B.F. Catlin


     My parents came to Kansas in 1892, Mother from Michigan via Nebraska in a covered
  wagon; Father, by train from Ohio to Attica, which was the end of the railroad.
     Both my grandparents came for land to be obtained by the opening of the Oklahoma
  Strip. Being a year early, both families found land to rent in Kingman County, where
  my parents met.
     They were married at Medicine Lodge in 1893 by Probate Judge Stevens. They came to
  Barber County in 1901. Father rented land four and one half miles north of Medicine
  Lodge from H.H. Palmer. By this time there were children, I, the youngest at eighteen
  months. While living ont his farm, Dr. T.A. Coleman brought my sister to complete our
  family.
     Shortly, father bought the Vernon Lytle's 360 acres, and we moved there where father
  his herd of Shorthorns. He expanded by buying pasture land across Elm Creek.
     Since the creek froze in winter, it was difficult to cross with horses to feed his
  cattle. In 1910 he sold the Lytle land and built the improvements across the creek. We
  lived there until his retirement.
     Father had many interesting stories to tell of his early days; how stagecoaches would
  line up at Attica to take the railroad passengers on, and about Indian scares. He often
  spoke of the help Mr. Runyon and C.Q. Chandler gave while he was getting his herd and
  land established.
     I attended school at Grandview Dist. 82, driving to Medicine Lodge for high school.

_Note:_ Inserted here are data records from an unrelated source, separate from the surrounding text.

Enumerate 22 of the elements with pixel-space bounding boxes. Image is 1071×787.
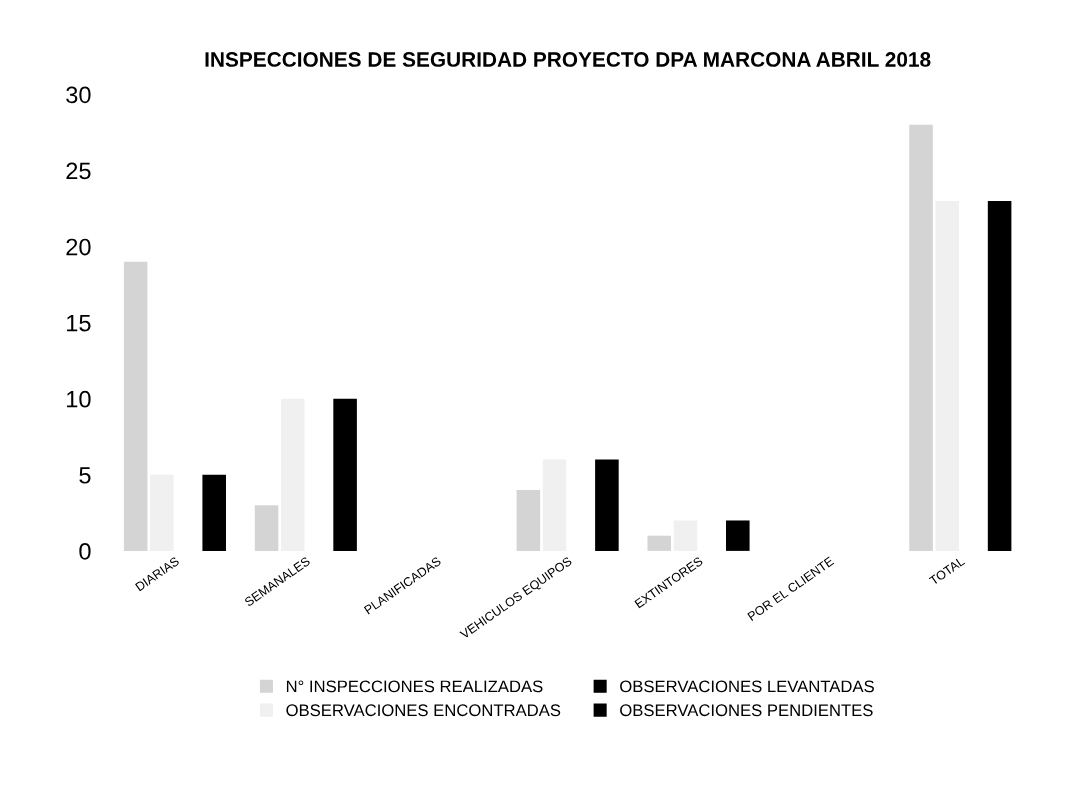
bar <box>987 200 1012 551</box>
y-tick-label: 20 <box>66 238 91 256</box>
legend-label: OBSERVACIONES LEVANTADAS <box>620 680 874 693</box>
y-tick-label: 15 <box>67 314 91 332</box>
y-tick-label: 10 <box>67 390 91 408</box>
y-tick-label: 30 <box>66 86 91 104</box>
bar <box>123 261 148 551</box>
legend-label: N° INSPECCIONES REALIZADAS <box>286 680 543 693</box>
bar <box>254 505 279 551</box>
bar <box>333 398 357 551</box>
chart-title: INSPECCIONES DE SEGURIDAD PROYECTO DPA MARCONA ABRIL 2018 <box>205 52 931 67</box>
y-tick-label: 25 <box>66 162 91 180</box>
legend-label: OBSERVACIONES PENDIENTES <box>620 704 873 717</box>
y-tick-label: 5 <box>79 467 91 484</box>
bar <box>647 535 672 551</box>
legend-label: OBSERVACIONES ENCONTRADAS <box>286 704 561 717</box>
y-tick-label: 0 <box>79 542 91 560</box>
bar <box>516 490 541 551</box>
bar <box>909 124 933 551</box>
bar <box>595 459 619 551</box>
bar <box>202 474 226 551</box>
bar <box>726 520 750 551</box>
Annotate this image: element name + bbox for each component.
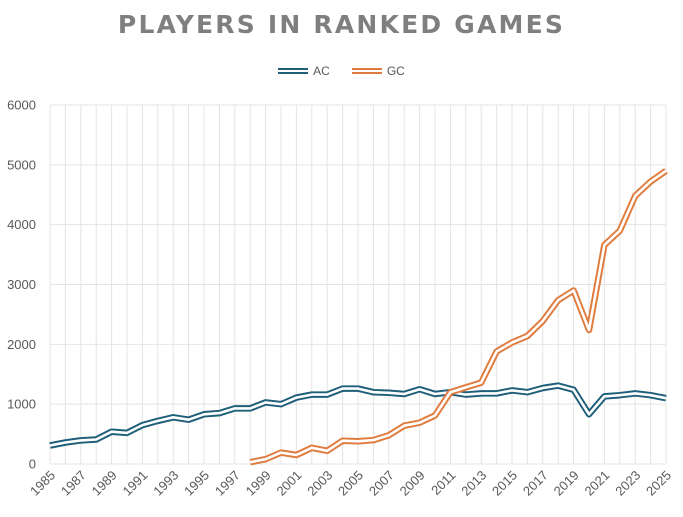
x-tick-label: 2003 bbox=[304, 468, 335, 499]
x-tick-label: 1987 bbox=[58, 468, 89, 499]
series-line-gc bbox=[249, 168, 668, 466]
x-tick-label: 2017 bbox=[520, 468, 551, 499]
legend-label-gc: GC bbox=[386, 64, 405, 78]
y-tick-label: 5000 bbox=[7, 157, 36, 172]
x-tick-label: 1999 bbox=[243, 468, 274, 499]
legend-item-gc: GC bbox=[351, 64, 405, 78]
x-tick-label: 2009 bbox=[397, 468, 428, 499]
legend: AC GC bbox=[0, 64, 683, 78]
series-line-inner-ac bbox=[49, 384, 667, 447]
x-tick-label: 2013 bbox=[458, 468, 489, 499]
series-line-inner-gc bbox=[249, 169, 667, 464]
y-tick-label: 1000 bbox=[7, 397, 36, 412]
x-tick-label: 2005 bbox=[335, 468, 366, 499]
x-tick-label: 1993 bbox=[150, 468, 181, 499]
x-tick-label: 1991 bbox=[119, 468, 150, 499]
x-tick-label: 1989 bbox=[89, 468, 120, 499]
chart-title: PLAYERS IN RANKED GAMES bbox=[117, 10, 566, 39]
x-tick-label: 2025 bbox=[643, 468, 674, 499]
legend-swatch-gc bbox=[351, 68, 382, 74]
x-tick-label: 1995 bbox=[181, 468, 212, 499]
x-tick-label: 2019 bbox=[551, 468, 582, 499]
legend-swatch-ac bbox=[278, 68, 309, 74]
x-tick-label: 1985 bbox=[27, 468, 58, 499]
x-tick-label: 2021 bbox=[581, 468, 612, 499]
x-tick-label: 2015 bbox=[489, 468, 520, 499]
x-tick-label: 2023 bbox=[612, 468, 643, 499]
y-tick-label: 0 bbox=[29, 457, 36, 472]
y-tick-label: 6000 bbox=[7, 98, 36, 113]
x-tick-label: 2001 bbox=[273, 468, 304, 499]
x-tick-label: 2007 bbox=[366, 468, 397, 499]
y-tick-label: 2000 bbox=[7, 337, 36, 352]
legend-label-ac: AC bbox=[313, 64, 330, 78]
y-tick-label: 4000 bbox=[7, 217, 36, 232]
y-tick-label: 3000 bbox=[7, 277, 36, 292]
x-tick-label: 2011 bbox=[428, 468, 458, 498]
x-tick-label: 1997 bbox=[212, 468, 243, 499]
legend-item-ac: AC bbox=[278, 64, 330, 78]
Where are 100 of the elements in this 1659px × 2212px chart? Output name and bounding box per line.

     Our neighborhood had its own social life. Sunday School and Church, parties, and in
  wintertime box suppers, tafy pulls, and putting on plays. The neighborhood men helped
  each other, working cattle, haying, and filling silos.
     We had a large orchard and garden. Mother always canned and dried our fruit and
  vegetables. We miled cows, thereby insuring our own supply of milk,, cream, and butter.
  We raised chickens, and father butchered and smoked hams and bacon. Mother rendered
  lard and made soap, so that outside of a few staples - sugar, flour, coffee, etc., we
  had everything we needed. Hard work, but a rich, full life.
     In 1920 I married Roscoe Elliot, who was also from a pioneer family. He ahd taken
  employment with the Golden Rule Oil Co. After six months he was transferred to Harper,
  where our daughter, Rosemary was born. Two years later we were transferred to Garden
  City. We were there 13 years. It was there we experienced the dust storms. They were
  something words simply cannot describe. Our son, Donald, was born there.
     We returned to Barber County in 1935, wehre our children finished high school. Both
  are in Kansas; Rosemary at McPherson, Donald at Mulvane. I have eight grandchildren and
  four great-grandchildren.
     We moved to Wichita in 1951, where Roscoe was employed by Boeing Aircraft. He retired
  in 1965 and passed away in 1969.
     After 27 years in Wichita, I still think of Barber County as home.